Keywords

1 Introduction

The primary target of recommender systems is to propose one or several items to users in which they might be interested. The books, articles or music provided by the recommender systems are items [1, 2]. Recommender systems need to focus on items that raise users’ interest and explore new items to improve users’ satisfaction at the same time. That creates an exploration-exploitation dilemma, which is the core point of Multi-Armed Bandit (MAB) problems [3]. Exploration means learning new items’ payoff for a particular user by recommending new items. Exploitation means recommending the best items based on the payoffs observed so far. The payoff of a recommendation is widely measured by Click-Though Rate (CTR) [4]. Then the goal of recommendations is to maximize the CTR over all users.

Contextual bandit approaches are already studied in many fields of recommender systems [5]. In large-scale recommender systems, there are large or infinite number of contexts, as a sequence, the increasing recommenders based on contexts fail to ensure effective and efficient recommendations. There are several context-aware bandit approaches can be applied in large-scale recommender systems [6, 7].

However, there exist some recommender systems that the priori information about the items and users is unknown, the cold start problem appears when the system has no priori information in practice [8, 9]. Under this situation, recommendation has to be inferred from user feedbacks. As a result, contrary to the contextual case, our work focuses on context-free case.

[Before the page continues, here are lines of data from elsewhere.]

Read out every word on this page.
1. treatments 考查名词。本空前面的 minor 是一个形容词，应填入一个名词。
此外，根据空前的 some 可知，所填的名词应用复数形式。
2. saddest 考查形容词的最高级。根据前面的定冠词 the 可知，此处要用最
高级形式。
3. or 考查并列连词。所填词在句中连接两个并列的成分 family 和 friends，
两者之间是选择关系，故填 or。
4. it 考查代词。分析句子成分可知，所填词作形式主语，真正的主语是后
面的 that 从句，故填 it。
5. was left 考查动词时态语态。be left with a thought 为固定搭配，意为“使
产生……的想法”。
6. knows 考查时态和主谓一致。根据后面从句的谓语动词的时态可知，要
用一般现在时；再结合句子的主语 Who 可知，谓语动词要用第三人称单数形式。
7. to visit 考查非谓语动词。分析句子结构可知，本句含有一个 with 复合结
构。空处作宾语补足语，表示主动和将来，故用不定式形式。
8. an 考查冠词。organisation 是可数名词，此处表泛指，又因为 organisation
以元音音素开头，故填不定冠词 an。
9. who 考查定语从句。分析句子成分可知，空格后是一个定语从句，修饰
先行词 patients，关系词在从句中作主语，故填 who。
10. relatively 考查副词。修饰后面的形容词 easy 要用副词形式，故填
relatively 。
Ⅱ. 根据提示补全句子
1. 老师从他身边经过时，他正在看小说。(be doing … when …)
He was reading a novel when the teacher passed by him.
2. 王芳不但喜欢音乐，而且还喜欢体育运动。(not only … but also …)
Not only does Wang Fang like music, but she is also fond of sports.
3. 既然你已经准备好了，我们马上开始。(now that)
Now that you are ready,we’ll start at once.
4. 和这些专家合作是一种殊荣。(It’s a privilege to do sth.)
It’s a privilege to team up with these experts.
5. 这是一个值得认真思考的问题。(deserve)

Some of the existing context-free bandit approaches fail to make full use of user feedback or do not apply to large-scale problems. We attempt to design cost-effective approaches without dependence on priori information for large-scale recommender systems. Each item corresponds to an action (referred to as the arm in a bandit framework) in our work.

We propose two context-free bandit approaches which try to address all of the above mentioned challenges in large-scale recommender systems. The recommendation is made only based on the payoff estimations without dependence on any priori information. The cold start issue is addressed by continuously exploration. Our approaches are proved to converge to optimal item recommendations in the long run. Experiments are made on Yahoo! Front Page Today Module user click log dataset. Our approaches are able to achieve higher CTRs than some existing bandit approaches, such as EXP3 and UCB1, with less calculation time.

The rest of the paper is organized as follows. Section 2 presents some related works. In Sect. 3, we introduce our approaches, discuss the influence of key parameters and prove the convergence. Section 4 presents experimental evaluation. Conclusion is made in Sect. 5.

2 Related Work

Recommender systems have been successfully applied to many application areas to predict users’ preference. Two main categories of recommendation algorithms are filtering-based and reinforcement learning methods [8]. In this paper, we focus on reinforcement learning methods. Reinforcement learning methods, such as MAB and Markov Decision Processes (MDPs) [10], are widely used in recommender systems. MDP-based approaches model the last k choices of a user as the state and the available items as the action set to maximize the long-run payoff. However, MDP-based approaches suffer very slow convergence rates in large-scale recommender systems [11].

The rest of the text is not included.